Introduction to Code-Understanding and Malware

Topics

This week’s assignments will guide you through the following topics:

How graphs can capture/summarize code functionality.
How machine learning can identify malware via graphs.

Reading

Please read the following:

Introduction to Malware
Wired’s article Android’s Malware Problem
Hindroid (Read the Introduction)

Tasks

Find your favorite python file and sketch out how you would train an n-gram model on it (or actually try it!). Things you should consider are:

how would you tokenize it? (what do you consider a word?)
what would you consider a sentence or paragraph?
What syntactic structure would you likely pick up and what would it miss? (What would co-occur with a function definition, for example?).

If you actually tried this, train it on python projects from github repositories. Use your language model to generate code and see how it fails to run!

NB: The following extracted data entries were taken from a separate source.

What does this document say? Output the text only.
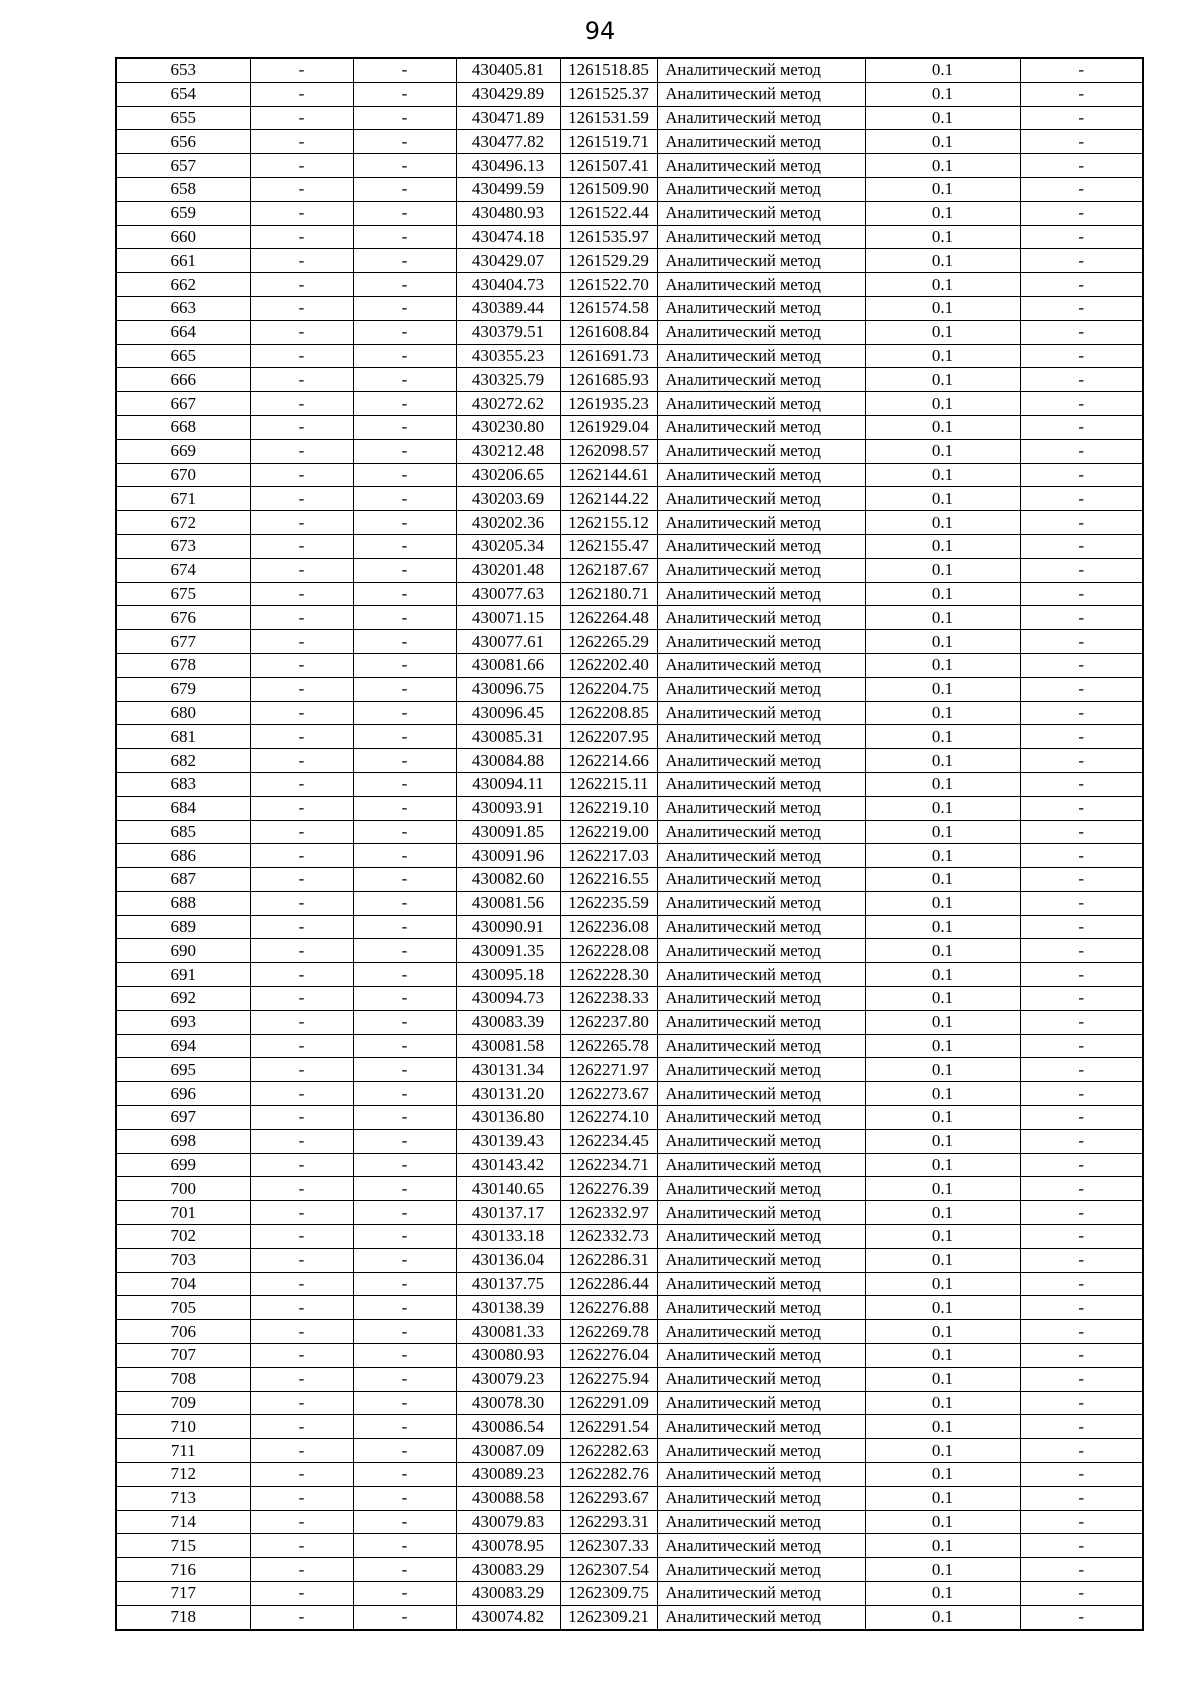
94
653	-	-	430405.81	1261518.85	Аналитический метод	0.1	-
654	-	-	430429.89	1261525.37	Аналитический метод	0.1	-
655	-	-	430471.89	1261531.59	Аналитический метод	0.1	-
656	-	-	430477.82	1261519.71	Аналитический метод	0.1	-
657	-	-	430496.13	1261507.41	Аналитический метод	0.1	-
658	-	-	430499.59	1261509.90	Аналитический метод	0.1	-
659	-	-	430480.93	1261522.44	Аналитический метод	0.1	-
660	-	-	430474.18	1261535.97	Аналитический метод	0.1	-
661	-	-	430429.07	1261529.29	Аналитический метод	0.1	-
662	-	-	430404.73	1261522.70	Аналитический метод	0.1	-
663	-	-	430389.44	1261574.58	Аналитический метод	0.1	-
664	-	-	430379.51	1261608.84	Аналитический метод	0.1	-
665	-	-	430355.23	1261691.73	Аналитический метод	0.1	-
666	-	-	430325.79	1261685.93	Аналитический метод	0.1	-
667	-	-	430272.62	1261935.23	Аналитический метод	0.1	-
668	-	-	430230.80	1261929.04	Аналитический метод	0.1	-
669	-	-	430212.48	1262098.57	Аналитический метод	0.1	-
670	-	-	430206.65	1262144.61	Аналитический метод	0.1	-
671	-	-	430203.69	1262144.22	Аналитический метод	0.1	-
672	-	-	430202.36	1262155.12	Аналитический метод	0.1	-
673	-	-	430205.34	1262155.47	Аналитический метод	0.1	-
674	-	-	430201.48	1262187.67	Аналитический метод	0.1	-
675	-	-	430077.63	1262180.71	Аналитический метод	0.1	-
676	-	-	430071.15	1262264.48	Аналитический метод	0.1	-
677	-	-	430077.61	1262265.29	Аналитический метод	0.1	-
678	-	-	430081.66	1262202.40	Аналитический метод	0.1	-
679	-	-	430096.75	1262204.75	Аналитический метод	0.1	-
680	-	-	430096.45	1262208.85	Аналитический метод	0.1	-
681	-	-	430085.31	1262207.95	Аналитический метод	0.1	-
682	-	-	430084.88	1262214.66	Аналитический метод	0.1	-
683	-	-	430094.11	1262215.11	Аналитический метод	0.1	-
684	-	-	430093.91	1262219.10	Аналитический метод	0.1	-
685	-	-	430091.85	1262219.00	Аналитический метод	0.1	-
686	-	-	430091.96	1262217.03	Аналитический метод	0.1	-
687	-	-	430082.60	1262216.55	Аналитический метод	0.1	-
688	-	-	430081.56	1262235.59	Аналитический метод	0.1	-
689	-	-	430090.91	1262236.08	Аналитический метод	0.1	-
690	-	-	430091.35	1262228.08	Аналитический метод	0.1	-
691	-	-	430095.18	1262228.30	Аналитический метод	0.1	-
692	-	-	430094.73	1262238.33	Аналитический метод	0.1	-
693	-	-	430083.39	1262237.80	Аналитический метод	0.1	-
694	-	-	430081.58	1262265.78	Аналитический метод	0.1	-
695	-	-	430131.34	1262271.97	Аналитический метод	0.1	-
696	-	-	430131.20	1262273.67	Аналитический метод	0.1	-
697	-	-	430136.80	1262274.10	Аналитический метод	0.1	-
698	-	-	430139.43	1262234.45	Аналитический метод	0.1	-
699	-	-	430143.42	1262234.71	Аналитический метод	0.1	-
700	-	-	430140.65	1262276.39	Аналитический метод	0.1	-
701	-	-	430137.17	1262332.97	Аналитический метод	0.1	-
702	-	-	430133.18	1262332.73	Аналитический метод	0.1	-
703	-	-	430136.04	1262286.31	Аналитический метод	0.1	-
704	-	-	430137.75	1262286.44	Аналитический метод	0.1	-
705	-	-	430138.39	1262276.88	Аналитический метод	0.1	-
706	-	-	430081.33	1262269.78	Аналитический метод	0.1	-
707	-	-	430080.93	1262276.04	Аналитический метод	0.1	-
708	-	-	430079.23	1262275.94	Аналитический метод	0.1	-
709	-	-	430078.30	1262291.09	Аналитический метод	0.1	-
710	-	-	430086.54	1262291.54	Аналитический метод	0.1	-
711	-	-	430087.09	1262282.63	Аналитический метод	0.1	-
712	-	-	430089.23	1262282.76	Аналитический метод	0.1	-
713	-	-	430088.58	1262293.67	Аналитический метод	0.1	-
714	-	-	430079.83	1262293.31	Аналитический метод	0.1	-
715	-	-	430078.95	1262307.33	Аналитический метод	0.1	-
716	-	-	430083.29	1262307.54	Аналитический метод	0.1	-
717	-	-	430083.29	1262309.75	Аналитический метод	0.1	-
718	-	-	430074.82	1262309.21	Аналитический метод	0.1	-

Note: Recently, the success of transformers in language modeling has been capable of understanding computer code surprisingly well, by essentially throwing massive amounts of computation power at the problem.

Weekly Questions

Answer the following questions on Canvas:

How is learning computer code different than typical approachs to NLP (e.g. n-gram models)? What would an NLP model fail to learn? Give an example.
What are the different ways Malware might attack a mobile device through an application?
What are the primary ways of analyzing source code for evidence of Malware?